Beyond Banners - Other Marketing Options for your Farmers Market Display

Signage and other marketing materials play an important role at your farmers market display.  They communicate key information such as what the produce is, its price, as well as your farm/business name, website address and where you are from.  Marketing materials also reinforce your brand image – the ‘personality’ of your business.


First a word about banners.  (The type hung by ropes and usually from the frame of your tent.)  These are generally the most popular and practical way to promote your items at the market.  Not only are they very durable – able to survive wind and rain – they tend to be hung at eye level, or above.  This way, when the market and your stand become busy, customers can still identify who you are.

Price signs

Consider using branded price signs.  This is an excellent way to reinforce your brand image.  Just visit any national grocery or hardware store and look at the price tags for samples.  Print or create a batch that feature your logo or company name and prices can be added to them at a later date.  Try starting out with using a border on the price tags in a colour that matches your brand.  Be sure the paper stock used is heavy enough to withstand the inevitable bumping and handling plus weather it will endure.  Of course, if you have price signs or a price list make sure they are easily visible.

Signage on the table

A simple 8 ½” x 11” sign in a plastic frame can do a great job of reminding customers where they are shopping because it is right beside your products that customers are looking at.  The downside, is that it can be difficult to find space for such signs and they can get knocked around.  Make sure they have an angle to them so that when customers are in close proximity they can still see your sign.  They are also low cost.  (Check your dollar store in the picture frame section, office supply store or online.  Their description is often acrylic sign holder or plexi sign holder.)  Consider having 2 or 3 on hand, and use them as space fillers as necessary.

Floor model banners

These tend to be more sophisticated looking but are not as weather resistant especially when it comes to wind.  Their biggest downfall is that they take up floor space and can make moving around your space difficult.  As Cookie Roscoe, Market Manager for The Stop’s Green Barn in Toronto notes, “in the fall I have 12’ for each vendor and the tables are heaped high with produce.  Although it’s one of my favourite times of year, it’s madness, and I just don’t have room for these [floor model] banners.”

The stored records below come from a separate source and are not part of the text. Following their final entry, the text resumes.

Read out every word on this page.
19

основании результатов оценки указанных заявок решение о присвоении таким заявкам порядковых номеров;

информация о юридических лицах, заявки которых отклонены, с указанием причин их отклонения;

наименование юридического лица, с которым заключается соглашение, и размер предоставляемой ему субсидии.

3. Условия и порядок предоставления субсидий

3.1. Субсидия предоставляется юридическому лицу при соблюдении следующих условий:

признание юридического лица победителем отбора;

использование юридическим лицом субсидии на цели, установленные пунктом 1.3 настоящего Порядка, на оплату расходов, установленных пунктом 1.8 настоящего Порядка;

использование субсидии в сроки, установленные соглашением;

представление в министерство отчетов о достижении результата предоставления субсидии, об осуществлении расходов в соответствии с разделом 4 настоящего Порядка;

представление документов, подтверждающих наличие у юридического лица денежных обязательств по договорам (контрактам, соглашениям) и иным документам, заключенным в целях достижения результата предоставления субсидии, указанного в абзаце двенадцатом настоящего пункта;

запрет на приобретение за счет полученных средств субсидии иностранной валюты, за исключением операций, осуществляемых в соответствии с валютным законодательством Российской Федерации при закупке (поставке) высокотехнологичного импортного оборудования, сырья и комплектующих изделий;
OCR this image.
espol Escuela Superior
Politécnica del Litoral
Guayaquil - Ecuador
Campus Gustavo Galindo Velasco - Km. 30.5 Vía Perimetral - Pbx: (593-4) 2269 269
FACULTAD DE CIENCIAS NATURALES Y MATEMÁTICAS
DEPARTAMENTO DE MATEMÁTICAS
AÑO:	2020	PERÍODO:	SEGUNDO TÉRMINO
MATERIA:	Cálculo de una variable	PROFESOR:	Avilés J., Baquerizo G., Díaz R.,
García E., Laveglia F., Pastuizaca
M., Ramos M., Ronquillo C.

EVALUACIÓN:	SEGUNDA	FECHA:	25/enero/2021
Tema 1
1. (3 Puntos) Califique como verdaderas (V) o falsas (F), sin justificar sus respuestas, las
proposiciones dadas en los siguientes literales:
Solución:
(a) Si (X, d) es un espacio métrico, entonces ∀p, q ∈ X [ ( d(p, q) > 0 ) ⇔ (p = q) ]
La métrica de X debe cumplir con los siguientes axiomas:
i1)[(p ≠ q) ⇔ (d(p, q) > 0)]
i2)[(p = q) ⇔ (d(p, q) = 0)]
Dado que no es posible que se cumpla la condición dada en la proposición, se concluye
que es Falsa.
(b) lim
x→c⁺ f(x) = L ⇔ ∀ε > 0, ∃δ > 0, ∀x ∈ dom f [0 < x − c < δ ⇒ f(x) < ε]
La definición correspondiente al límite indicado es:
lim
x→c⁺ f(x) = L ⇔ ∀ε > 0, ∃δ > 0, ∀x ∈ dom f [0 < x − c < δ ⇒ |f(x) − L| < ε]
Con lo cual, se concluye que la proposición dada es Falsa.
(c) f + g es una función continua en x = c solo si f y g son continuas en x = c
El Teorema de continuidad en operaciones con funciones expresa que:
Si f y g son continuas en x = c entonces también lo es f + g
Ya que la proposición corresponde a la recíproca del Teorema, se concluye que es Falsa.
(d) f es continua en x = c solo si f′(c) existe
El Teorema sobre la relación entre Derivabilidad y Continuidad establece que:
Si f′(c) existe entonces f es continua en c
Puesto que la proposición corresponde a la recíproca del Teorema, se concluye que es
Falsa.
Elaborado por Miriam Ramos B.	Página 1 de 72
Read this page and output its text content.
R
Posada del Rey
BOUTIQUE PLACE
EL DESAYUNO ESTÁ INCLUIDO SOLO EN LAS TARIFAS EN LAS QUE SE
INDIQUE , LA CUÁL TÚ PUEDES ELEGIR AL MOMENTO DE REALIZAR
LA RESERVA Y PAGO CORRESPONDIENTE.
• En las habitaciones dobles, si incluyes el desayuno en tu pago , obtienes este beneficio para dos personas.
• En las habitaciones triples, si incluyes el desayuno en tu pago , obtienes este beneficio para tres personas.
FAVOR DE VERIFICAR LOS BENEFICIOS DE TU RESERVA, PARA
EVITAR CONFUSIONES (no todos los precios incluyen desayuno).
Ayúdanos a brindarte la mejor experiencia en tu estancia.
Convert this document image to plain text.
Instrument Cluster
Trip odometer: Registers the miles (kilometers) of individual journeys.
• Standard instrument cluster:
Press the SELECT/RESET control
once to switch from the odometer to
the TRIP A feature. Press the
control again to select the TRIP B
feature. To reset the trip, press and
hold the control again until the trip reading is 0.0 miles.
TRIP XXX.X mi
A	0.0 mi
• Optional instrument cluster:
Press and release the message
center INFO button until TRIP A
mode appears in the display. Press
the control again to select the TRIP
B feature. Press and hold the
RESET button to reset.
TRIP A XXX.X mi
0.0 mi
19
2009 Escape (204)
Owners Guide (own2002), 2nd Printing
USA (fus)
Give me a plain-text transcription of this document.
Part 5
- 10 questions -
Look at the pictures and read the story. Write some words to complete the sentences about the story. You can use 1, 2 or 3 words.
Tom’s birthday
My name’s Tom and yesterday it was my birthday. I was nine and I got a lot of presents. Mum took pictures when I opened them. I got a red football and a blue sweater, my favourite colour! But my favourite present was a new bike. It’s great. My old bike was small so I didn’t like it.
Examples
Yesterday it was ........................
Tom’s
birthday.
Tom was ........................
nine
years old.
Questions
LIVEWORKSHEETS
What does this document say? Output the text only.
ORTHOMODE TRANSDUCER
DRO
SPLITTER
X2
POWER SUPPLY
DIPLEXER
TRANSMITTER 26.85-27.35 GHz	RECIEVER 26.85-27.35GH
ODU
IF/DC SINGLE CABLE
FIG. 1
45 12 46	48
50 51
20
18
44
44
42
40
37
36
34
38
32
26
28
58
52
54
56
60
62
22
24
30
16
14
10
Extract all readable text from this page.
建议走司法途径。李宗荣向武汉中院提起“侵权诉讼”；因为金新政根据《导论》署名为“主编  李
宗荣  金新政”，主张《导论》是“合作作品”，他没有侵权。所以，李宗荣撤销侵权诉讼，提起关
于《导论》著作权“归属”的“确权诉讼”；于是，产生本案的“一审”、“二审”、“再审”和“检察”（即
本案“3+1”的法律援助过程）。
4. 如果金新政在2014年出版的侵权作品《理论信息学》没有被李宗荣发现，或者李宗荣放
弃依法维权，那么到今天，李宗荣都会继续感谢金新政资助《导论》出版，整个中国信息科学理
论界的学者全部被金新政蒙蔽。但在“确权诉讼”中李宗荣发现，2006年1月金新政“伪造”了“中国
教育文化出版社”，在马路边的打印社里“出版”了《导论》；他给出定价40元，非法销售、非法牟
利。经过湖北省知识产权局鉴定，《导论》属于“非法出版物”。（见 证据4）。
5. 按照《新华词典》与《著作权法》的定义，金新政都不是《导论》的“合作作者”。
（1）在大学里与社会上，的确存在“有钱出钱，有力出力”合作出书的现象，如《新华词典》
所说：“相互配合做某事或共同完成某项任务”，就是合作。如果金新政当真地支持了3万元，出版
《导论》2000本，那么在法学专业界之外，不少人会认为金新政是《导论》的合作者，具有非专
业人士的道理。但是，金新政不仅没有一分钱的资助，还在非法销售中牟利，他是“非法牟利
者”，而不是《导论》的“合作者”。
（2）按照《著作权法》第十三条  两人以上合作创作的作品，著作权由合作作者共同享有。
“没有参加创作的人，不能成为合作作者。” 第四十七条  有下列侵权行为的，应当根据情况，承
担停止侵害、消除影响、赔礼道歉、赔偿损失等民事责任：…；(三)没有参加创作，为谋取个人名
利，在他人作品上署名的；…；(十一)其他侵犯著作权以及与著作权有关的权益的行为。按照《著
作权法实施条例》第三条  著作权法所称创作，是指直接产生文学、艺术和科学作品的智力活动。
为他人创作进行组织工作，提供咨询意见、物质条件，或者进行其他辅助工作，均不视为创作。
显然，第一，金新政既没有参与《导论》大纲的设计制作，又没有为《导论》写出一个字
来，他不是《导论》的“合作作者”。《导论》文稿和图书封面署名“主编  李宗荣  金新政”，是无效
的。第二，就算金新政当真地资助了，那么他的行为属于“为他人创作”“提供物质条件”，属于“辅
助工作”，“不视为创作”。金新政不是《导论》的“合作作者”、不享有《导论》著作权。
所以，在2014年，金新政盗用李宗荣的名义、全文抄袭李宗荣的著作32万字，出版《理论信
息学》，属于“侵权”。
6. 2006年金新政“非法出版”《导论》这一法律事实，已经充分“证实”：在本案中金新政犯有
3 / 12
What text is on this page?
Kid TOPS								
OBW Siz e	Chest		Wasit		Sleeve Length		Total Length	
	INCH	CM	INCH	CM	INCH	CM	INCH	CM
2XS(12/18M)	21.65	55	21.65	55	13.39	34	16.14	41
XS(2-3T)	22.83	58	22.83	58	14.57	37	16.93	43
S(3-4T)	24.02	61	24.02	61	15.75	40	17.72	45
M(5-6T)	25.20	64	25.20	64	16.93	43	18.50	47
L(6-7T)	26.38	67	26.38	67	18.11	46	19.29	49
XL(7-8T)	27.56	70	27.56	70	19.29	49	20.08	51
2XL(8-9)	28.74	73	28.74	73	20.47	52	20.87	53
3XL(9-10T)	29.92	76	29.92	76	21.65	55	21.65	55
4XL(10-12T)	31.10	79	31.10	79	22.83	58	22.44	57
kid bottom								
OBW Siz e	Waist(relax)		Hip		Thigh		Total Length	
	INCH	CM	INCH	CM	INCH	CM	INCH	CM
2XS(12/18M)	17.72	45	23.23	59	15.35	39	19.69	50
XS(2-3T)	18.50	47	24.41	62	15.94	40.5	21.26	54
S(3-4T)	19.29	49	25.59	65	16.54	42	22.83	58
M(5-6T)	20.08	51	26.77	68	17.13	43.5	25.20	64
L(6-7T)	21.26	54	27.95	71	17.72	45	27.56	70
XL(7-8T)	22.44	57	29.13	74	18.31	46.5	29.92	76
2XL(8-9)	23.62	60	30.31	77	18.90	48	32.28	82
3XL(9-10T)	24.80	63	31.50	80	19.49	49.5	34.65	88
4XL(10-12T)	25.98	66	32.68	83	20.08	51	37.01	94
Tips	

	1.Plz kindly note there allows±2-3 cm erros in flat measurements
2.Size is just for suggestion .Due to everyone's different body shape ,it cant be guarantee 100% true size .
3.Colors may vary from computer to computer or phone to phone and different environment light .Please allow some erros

Another downfall of these banners is that some involve multiple poles that can prove tricky to assemble.  Occasionally the poles may walk away when you aren’t looking or packing up after a long tiring day.  Ask ahead of time how much the poles are to replace and keep this in mind when deciding if the cost of a one piece ‘pop up’ banner might be worthwhile.

Tablecloths & Skirting

Another option for reinforcing your image is to use a tablecloth or table skirting that matches one of your brand colours.  Think through the logistics of using this, and if you can keep it clean and looking good all the time.  Again, weather resistance to wind, rain and sun is an issue as well.

A frame signs

These can either have a permanent look or the chalkboard/whiteboard style where messages can be changed.  The biggest challenge is their location and that they are below eye level.  They can also become a tripping hazard when the market becomes busy.  As Cookie notes, “if I allow a vendor to have one, I need to be fair and allow everyone to have one.  This impedes traffic, when the market wants to keep traffic flowing.”

Staff dress code

It could be a t-shirt, golf shirt, apron and/or hat that your staff wear.  Consider starting out with something plain in a colour that matches your branding.  The next step up is to have your logo or company name added.  Keep the sizing issue in mind if you work with lots of different staff.  For example, a hat or apron is more one size fits all versus a shirt.

Are there restrictions?

Always check in with your market manager to see if they have any guidelines or restrictions regarding signage.  If you attend more than one market, check with all of your markets to ensure signage can be used at each location.  For example, one market may allow you to state your produce is non-certified organic, whereas another may only allow you to use the term organic if you are certified.

Be true to who you are.

Don’t turn your booth into something that resembles the Las Vegas strip.  The goal is not to be the most sophisticated, slick marketing machine at the market – or at least not obviously.  Start slowly and build on your presence.  Make sure you have a basic item such as a banner and then consider the other options as you go.  And always keep the goal in mind – that customers can remember you and recommend you to family and friends.